Their own control group

Scientific studies of massages are challenging. For one thing, the massages need to be as uniform as possible.

For Lindgen's study, masseurs were taught how to perform the massage so it could be replicated in study participant after study participant. The masseurs were trained to exert 2.5 newtons of force with their hands, and move at a speed of 1.5 centimetres per second.

Another issue relates to control groups. When a medicine is being tested, a control group can be given a mock pill or dosage. Thus one group gets real medicine and the other gets a placebo and the effects can be compared.

It’s not so easy with a massage. A person knows whether he or she has been massaged. A different type of massage could have been given to some study participants, but there’s no telling whether it too would have an effect. Maybe the alternative massage is even more effective.

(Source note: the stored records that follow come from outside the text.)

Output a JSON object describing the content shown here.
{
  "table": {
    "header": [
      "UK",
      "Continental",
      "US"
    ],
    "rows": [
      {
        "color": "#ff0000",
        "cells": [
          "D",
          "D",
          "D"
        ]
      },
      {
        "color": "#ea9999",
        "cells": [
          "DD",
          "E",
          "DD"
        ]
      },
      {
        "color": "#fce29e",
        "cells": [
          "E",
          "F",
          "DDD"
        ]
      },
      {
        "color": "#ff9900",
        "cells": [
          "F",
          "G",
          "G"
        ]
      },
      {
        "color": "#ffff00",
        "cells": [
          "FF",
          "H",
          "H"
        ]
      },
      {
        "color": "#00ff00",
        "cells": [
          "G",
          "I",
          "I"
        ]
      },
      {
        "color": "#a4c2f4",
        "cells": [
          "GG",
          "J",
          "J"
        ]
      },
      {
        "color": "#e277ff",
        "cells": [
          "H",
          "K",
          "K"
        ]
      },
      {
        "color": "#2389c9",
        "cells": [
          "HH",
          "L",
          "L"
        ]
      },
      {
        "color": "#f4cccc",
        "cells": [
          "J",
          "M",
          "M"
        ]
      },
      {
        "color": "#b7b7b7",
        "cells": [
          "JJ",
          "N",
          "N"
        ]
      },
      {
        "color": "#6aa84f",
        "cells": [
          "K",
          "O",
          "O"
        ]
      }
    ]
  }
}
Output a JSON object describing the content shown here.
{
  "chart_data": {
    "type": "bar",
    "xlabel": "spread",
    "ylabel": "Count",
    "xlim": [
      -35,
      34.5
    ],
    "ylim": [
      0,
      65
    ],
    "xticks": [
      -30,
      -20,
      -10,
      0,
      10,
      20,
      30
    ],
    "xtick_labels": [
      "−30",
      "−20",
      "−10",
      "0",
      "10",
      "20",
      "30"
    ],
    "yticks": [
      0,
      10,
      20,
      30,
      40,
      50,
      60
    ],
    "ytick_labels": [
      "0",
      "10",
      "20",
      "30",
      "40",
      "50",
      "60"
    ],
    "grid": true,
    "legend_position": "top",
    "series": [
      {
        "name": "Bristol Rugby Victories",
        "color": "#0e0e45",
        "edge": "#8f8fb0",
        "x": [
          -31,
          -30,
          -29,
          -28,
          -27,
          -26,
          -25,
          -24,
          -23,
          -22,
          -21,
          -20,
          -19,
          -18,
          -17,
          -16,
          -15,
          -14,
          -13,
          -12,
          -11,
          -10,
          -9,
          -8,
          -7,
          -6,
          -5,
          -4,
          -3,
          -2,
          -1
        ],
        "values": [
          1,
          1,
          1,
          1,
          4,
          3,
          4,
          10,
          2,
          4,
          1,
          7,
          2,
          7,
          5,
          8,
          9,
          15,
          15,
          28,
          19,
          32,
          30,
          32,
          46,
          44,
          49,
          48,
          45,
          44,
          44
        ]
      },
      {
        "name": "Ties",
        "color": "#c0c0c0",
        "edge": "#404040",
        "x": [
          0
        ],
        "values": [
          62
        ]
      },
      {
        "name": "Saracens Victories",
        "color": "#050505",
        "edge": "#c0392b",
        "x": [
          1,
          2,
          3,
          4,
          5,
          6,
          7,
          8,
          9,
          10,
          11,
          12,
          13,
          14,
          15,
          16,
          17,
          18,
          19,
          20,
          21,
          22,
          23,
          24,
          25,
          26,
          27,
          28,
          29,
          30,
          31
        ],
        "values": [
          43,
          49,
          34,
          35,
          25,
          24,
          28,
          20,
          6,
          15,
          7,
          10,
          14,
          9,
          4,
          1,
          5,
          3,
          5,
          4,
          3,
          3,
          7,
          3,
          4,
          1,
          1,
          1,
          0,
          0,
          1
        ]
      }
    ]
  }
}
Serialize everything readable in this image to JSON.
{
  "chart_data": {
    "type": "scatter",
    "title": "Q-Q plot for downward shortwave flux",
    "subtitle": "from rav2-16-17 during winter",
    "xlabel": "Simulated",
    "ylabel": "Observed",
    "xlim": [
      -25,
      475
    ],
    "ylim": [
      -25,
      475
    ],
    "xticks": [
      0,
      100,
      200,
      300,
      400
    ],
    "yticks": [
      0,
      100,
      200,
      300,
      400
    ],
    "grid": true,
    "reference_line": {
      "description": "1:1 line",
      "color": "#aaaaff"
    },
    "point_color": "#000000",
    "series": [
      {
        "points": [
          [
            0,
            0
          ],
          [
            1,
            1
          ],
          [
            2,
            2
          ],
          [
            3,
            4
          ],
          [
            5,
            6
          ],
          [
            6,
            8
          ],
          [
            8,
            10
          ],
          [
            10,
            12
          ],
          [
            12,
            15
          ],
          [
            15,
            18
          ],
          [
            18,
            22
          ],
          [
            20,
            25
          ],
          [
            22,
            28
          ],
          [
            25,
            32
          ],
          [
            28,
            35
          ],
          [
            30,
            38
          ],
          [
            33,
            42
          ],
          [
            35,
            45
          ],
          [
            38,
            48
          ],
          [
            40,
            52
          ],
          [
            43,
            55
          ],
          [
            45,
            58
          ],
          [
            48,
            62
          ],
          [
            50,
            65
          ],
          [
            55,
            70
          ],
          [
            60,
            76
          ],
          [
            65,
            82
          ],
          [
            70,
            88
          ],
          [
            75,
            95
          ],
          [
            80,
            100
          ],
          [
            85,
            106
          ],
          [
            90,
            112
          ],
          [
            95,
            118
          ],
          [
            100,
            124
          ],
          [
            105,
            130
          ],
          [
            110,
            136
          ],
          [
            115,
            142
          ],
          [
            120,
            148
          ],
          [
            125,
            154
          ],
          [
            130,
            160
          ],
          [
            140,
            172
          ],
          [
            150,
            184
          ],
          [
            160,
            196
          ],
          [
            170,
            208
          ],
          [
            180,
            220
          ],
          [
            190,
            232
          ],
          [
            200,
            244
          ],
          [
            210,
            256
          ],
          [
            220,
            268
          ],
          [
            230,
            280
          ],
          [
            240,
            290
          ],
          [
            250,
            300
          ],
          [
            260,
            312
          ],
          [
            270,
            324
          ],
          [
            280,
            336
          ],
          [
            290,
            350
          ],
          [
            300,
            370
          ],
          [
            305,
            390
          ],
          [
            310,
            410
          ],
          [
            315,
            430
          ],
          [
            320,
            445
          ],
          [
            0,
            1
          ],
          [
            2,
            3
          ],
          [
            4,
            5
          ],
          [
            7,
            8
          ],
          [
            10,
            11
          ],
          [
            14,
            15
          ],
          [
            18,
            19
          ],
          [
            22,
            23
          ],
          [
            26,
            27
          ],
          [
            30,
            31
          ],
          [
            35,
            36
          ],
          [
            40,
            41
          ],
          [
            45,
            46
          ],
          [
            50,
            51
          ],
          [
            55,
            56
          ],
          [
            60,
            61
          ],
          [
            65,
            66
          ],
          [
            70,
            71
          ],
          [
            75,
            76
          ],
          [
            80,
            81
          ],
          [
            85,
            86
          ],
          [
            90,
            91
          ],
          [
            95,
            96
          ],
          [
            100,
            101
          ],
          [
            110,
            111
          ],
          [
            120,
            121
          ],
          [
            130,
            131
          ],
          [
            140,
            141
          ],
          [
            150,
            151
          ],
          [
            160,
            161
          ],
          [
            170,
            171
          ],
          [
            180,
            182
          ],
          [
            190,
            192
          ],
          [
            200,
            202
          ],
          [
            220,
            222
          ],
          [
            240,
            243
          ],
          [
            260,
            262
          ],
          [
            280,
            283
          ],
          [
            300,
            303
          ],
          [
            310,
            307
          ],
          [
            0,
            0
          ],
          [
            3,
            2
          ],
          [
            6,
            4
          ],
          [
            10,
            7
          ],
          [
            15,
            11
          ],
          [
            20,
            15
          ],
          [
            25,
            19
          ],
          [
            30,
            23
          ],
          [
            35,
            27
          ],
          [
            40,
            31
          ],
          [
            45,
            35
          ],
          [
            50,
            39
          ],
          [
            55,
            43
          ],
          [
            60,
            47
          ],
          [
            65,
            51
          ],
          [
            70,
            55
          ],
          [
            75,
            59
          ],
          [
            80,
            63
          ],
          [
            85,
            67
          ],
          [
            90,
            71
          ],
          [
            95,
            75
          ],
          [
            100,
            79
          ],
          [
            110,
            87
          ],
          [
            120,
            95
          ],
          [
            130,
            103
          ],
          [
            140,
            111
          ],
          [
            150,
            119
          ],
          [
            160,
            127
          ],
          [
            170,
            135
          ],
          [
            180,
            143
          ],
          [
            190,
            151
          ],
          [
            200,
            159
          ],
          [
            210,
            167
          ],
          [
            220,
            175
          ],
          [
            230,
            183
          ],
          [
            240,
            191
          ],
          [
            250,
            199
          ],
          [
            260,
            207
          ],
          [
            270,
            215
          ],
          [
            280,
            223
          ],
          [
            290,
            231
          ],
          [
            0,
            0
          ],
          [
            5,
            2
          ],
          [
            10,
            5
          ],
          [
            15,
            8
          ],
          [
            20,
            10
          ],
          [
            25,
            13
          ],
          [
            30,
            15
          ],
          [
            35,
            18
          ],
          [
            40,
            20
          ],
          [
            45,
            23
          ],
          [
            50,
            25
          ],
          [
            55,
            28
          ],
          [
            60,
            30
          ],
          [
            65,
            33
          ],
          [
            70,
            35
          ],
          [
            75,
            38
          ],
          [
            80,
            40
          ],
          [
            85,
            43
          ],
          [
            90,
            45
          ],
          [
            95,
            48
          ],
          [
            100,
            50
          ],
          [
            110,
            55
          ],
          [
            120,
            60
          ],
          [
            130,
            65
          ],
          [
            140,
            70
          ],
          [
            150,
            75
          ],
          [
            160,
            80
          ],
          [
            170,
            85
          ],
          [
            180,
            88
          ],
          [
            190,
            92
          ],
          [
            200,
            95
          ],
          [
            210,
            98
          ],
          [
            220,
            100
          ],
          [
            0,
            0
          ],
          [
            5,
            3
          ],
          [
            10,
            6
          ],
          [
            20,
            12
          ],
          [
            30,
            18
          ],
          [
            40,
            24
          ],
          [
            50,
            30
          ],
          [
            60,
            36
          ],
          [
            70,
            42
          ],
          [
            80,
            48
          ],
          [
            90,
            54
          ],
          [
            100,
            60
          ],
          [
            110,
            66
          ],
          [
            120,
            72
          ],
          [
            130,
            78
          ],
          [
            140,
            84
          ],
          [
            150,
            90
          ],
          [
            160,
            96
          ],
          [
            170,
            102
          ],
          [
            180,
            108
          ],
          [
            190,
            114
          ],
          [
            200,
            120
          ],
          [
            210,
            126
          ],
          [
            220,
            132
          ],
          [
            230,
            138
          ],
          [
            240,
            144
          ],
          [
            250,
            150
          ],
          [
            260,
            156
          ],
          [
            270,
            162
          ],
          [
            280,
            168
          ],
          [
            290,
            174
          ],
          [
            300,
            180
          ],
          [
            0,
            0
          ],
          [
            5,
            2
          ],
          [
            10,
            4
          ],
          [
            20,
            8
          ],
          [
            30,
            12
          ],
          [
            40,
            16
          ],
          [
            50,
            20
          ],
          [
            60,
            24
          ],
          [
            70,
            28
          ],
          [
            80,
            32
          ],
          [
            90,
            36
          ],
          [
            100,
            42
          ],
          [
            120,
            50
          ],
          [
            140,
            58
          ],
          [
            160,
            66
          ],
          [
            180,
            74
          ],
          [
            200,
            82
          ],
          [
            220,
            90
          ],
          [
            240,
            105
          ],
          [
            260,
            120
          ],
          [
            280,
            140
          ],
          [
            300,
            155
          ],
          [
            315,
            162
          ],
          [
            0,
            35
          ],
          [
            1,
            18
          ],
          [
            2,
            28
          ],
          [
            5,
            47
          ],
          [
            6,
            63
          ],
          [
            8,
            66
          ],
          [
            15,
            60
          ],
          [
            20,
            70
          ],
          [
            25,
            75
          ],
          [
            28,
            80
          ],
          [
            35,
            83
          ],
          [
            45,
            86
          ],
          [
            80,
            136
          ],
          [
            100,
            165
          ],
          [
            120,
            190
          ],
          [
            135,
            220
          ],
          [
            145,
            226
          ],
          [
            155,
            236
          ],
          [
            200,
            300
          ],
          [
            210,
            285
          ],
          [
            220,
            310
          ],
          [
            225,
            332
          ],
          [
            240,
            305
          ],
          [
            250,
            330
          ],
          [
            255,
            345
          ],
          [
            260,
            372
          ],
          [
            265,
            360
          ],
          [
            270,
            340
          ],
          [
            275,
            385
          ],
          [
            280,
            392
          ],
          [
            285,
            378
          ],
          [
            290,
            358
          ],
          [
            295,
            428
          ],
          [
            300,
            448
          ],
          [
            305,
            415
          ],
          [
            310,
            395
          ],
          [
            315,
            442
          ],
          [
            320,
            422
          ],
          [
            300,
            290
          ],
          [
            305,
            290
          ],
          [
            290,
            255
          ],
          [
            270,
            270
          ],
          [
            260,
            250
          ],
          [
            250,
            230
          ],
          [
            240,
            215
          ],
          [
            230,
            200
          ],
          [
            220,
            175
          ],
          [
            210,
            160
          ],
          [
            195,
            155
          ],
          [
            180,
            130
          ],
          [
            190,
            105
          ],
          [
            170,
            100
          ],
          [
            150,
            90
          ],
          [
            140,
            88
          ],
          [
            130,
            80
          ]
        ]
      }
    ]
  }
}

When a placebo pill is given, scientists know any effect is generated by the patient’s expectations rather than an objective effect of active medicinal ingredients.

Lindgren neatly solved this problem by using her study participants as their own control group. She thus compared each study participant's results from having a massage with results from when a study participants was merely resting, without any tactile massage.